Die neuen gesetzlichen Regelungen werden den Konkurrenzkampf unter den Krankenkassen verschärfen. Angeblich soll dies zur Verbesserung der Qualität und der Versorgung führen. Das Gegenteil wird der Fall sein, wie bereits die bisherigen „Reformen“ erwiesen haben. Der Wettbewerb wird auf dem Rücken der Angestellten der Krankenkassen und der Versicherten ausgetragen. Als die Betriebskrankenkasse City BKK im Jahr 2011 mit 170.000 Versicherten Insolvenz anmelden musste, weil die Erhebung von Zusatzpauschalen zu Mitgliederverlusten geführt hatte, verloren die Beschäftigten ihre Arbeitsplätze. Viele Ältere und Kranke hatten Schwierigkeiten, in eine neue Krankenkasse aufgenommen zu werden.
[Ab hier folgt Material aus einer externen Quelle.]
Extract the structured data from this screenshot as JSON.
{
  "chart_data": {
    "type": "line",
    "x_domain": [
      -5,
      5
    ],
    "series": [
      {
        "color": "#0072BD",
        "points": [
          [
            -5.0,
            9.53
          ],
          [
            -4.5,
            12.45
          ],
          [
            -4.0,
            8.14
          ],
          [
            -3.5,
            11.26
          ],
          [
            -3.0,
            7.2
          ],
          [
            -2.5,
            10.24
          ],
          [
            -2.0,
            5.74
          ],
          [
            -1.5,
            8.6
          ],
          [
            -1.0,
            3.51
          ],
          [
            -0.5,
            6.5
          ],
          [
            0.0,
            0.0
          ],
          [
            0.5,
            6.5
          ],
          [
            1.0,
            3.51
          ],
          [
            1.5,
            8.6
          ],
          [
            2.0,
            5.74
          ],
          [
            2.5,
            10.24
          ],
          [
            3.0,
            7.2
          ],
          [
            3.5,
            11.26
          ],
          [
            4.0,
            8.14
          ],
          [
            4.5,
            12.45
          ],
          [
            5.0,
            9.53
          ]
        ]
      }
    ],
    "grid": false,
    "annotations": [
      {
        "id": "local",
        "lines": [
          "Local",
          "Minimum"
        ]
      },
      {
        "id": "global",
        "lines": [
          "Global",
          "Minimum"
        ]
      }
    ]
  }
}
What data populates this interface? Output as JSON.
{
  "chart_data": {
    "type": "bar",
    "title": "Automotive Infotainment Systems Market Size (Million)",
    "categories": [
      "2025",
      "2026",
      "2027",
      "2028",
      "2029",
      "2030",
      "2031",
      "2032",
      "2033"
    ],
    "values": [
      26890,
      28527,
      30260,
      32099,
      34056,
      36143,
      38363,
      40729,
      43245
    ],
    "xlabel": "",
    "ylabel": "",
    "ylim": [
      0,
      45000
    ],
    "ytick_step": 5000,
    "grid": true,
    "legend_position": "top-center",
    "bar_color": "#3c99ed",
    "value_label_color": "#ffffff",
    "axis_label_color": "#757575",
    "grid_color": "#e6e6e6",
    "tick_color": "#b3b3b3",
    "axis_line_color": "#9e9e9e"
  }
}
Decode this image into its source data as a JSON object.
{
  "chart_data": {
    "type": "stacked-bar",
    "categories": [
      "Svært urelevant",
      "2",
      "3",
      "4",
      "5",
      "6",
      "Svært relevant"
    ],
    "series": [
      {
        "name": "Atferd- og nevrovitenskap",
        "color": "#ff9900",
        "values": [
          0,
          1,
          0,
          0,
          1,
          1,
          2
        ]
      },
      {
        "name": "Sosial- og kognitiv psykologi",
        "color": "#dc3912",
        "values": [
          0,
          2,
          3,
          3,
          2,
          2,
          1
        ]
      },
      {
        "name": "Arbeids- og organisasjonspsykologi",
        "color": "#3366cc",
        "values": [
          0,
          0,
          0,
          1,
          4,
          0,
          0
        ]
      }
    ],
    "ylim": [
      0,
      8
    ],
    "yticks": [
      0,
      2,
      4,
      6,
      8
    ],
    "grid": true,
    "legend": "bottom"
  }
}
Im Februar dieses Jahres wurde bekannt, dass die Barmer GEK, mit 8,64 Millionen Versicherten die zweitgrößte gesetzliche Krankenkasse Deutschlands, sich bereits auf den Wettbewerb zwischen den Krankenkassen vorbereitet. Ab 2015 will sie 3.500 Vollzeitstellen bei heute 15.000 Beschäftigten streichen und die Zahl ihrer Geschäftsstellen von etwa 800 auf 400 halbieren. Die Krankenkasse will auf diese Weise ihre Verwaltungskosten massiv senken, um die abzusehenden Zusatzbeiträge gering zu halten und zu verhindern, dass Mitglieder abwandern.
Weitere Krankenkassenpleiten sind vorprogrammiert, und die größten Kassen verwandeln sich zusehends in reine Wirtschaftsunternehmen, für die Rentabilität und nicht die Gesundheit an erster Stelle steht.